Daniel Rodic (Philipp), Emma Floßmann (Kim) und Jakob Schmidt (Flake).
Daniel Rodic (Philipp), Emma Floßmann (Kim) und Jakob Schmidt (Flake).
Foto: ORF/Giganten Film/Hugo Lenhardt

Zu Beginn lernen wir den schüchternen Flake (Jakob Schmidt) kennen, der sein einsames Dasein als "Incel-Wichser" (Bezeichnung für unfreiwillig enthaltsame Männer) satt hat und seinem Schwarm Leonie auf einer Party seine Gefühle gestehen will. Statt eines Kusses erntet er jedoch eine ordentliche Portion Sozialstunden, während Leonie auf Sommerurlaub an den Bodensee fährt. So landet Flake bei "Essen auf Rädern", einer Organisation, die "200 Omas und Behinderte mit Essen zu versorgen hat", wie die österreichische Sozialarbeiterin Nickel, überzeugend dargestellt von Susi Stach, ihre Institution mit dem Charme einer Wiener Grantlerin vorstellt. Ebenfalls zur Mithilfe bei "Essen auf Rädern" verdonnert ist Drogendealerin Kim (Emma Floßmann), die Flakes nach wie vor ausständiges Liebesgeständnis als Vorwand für einen Kokstransport nach Bregenz nützt.

Bewusster Verzicht auf Samthandschuhe

Als dann auch noch ihr Essensempfänger Philipp (Daniel Rodic), ein in Isolation lebender Rollstuhlfahrer, seine Chance wittert, auf der Ladefläche der Piaggio Ape gratis an den Bodensee transportiert zu werden, ist das Trio aus jungen Erwachsenen komplett. Ein Grüppchen, in dem jeder und jede eine Minderheit repräsentiert und in einer aus individuellen Gründen herausfordernden Findungsphase steckt. Denn während sich Kim von ihrem Freund unter Druck setzen lässt und sich so den Regelwerken der Gesellschaft entzieht, muss sich Philipp damit auseinandersetzen, dass seit seinem Unfall "nichts mehr normal ist".

Schnell fällt auf: Die Außenseiter pflegen untereinander einen unsanften und unkomplizierten Umgang. Sie beleidigen einander - mal im Spaß, mal im Ernst -, sie nehmen einander auf den Arm, wie es unter jungen Leuten eben üblich ist. Schlegels bewusster Verzicht auf Samthandschuhe - auch im Umgang mit Philipps besonderen Bedürfnissen - eröffnet ein für die Zusehenden teils irritierendes, teils inspirierendes Spannungsfeld, in dem die drei auf ihre Weise eine Form der Gleichbehandlung leben. Ob eine Gesellschaft, in der der diskriminierungsfreie Umgang mit Behinderungen nach wie vor einen Work in Progress darstellt, bereit ist, über Philips gezielte Ausnutzung seiner Opferrolle sowie Kommentare auf Kosten seiner Einschränkung zu lachen, darf hinterfragt werden.

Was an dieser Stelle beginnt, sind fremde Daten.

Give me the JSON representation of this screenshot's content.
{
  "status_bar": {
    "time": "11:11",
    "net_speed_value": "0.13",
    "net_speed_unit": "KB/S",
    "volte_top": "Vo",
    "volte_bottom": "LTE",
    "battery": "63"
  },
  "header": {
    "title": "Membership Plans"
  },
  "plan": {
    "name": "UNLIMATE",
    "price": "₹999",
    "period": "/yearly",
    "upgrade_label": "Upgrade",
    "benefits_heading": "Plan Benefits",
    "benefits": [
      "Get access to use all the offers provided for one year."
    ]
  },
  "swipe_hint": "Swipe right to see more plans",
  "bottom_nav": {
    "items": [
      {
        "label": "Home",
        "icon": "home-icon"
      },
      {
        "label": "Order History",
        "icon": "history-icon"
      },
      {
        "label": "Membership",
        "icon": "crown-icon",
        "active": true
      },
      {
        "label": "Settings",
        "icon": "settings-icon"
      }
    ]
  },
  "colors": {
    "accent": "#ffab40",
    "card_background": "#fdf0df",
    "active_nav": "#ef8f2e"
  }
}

Trip an den Bodensee im Mopedauto in
Trip an den Bodensee im Mopedauto in "Sommer auf drei Rädern".
Foto: ORF/Giganten Film/Hugo Lenhardt

Koks, Satire, unvorhersehbare Wendungen

Fest steht jedenfalls: In der Komödie "Sommer auf drei Rädern" gibt es mit Sicherheit einiges zu lachen: Die Koproduktion von SWR, ARTE und ORF hat sowohl für das deutsche als auch für das österreichische Publikum vorgesorgt. Trockener Humor, groteske Details und Begegnungen sowie - nicht zuletzt - teils unvorhersehbare Wendungen und Untermalung mit flotter Musik unterhalten in den knapp eineinhalb Stunden ohne ein markantes Abfallen des Spannungsbogens. Die sprachliche Gegenüberstellung innerhalb des gemischten Ensembles hebt die österreichische Eigenart hervor, satirische Elemente und Referenzen auf österreichische Schmankerl bieten dem ORF-Zuseher das Tüpfelchen auf dem I. Gewisse Anspielungen dürfen wohl einfach nicht fehlen, wenn es um Koks und Österreich geht.

Inhaltlich und stilistisch erinnert Schlegels bereits im Sommer 2021 gedrehtes Roadmovie an "Vincent will Meer" und "Ziemlich beste Freunde". Die Thematik ist also keinesfalls neu. Dennoch bietet "Sommer auf drei Rädern" neben einer sehenswerten Perspektive auf den Umgang mit Menschen abseits des Mainstreams vor allem eines: einen unterhaltsamen Abend für ein gemischtes Zielpublikum. Bedenkt man die Vielschichtigkeit der einzelnen Heldenreisen und die Anzahl an amüsanten Details, ist die TV-Komödie eigentlich zu schade, um sich neben dem Abendessen berieseln zu lassen. Einen Familienabend auf der Couch ist sie allemal wert. (APA, 3.6.2024)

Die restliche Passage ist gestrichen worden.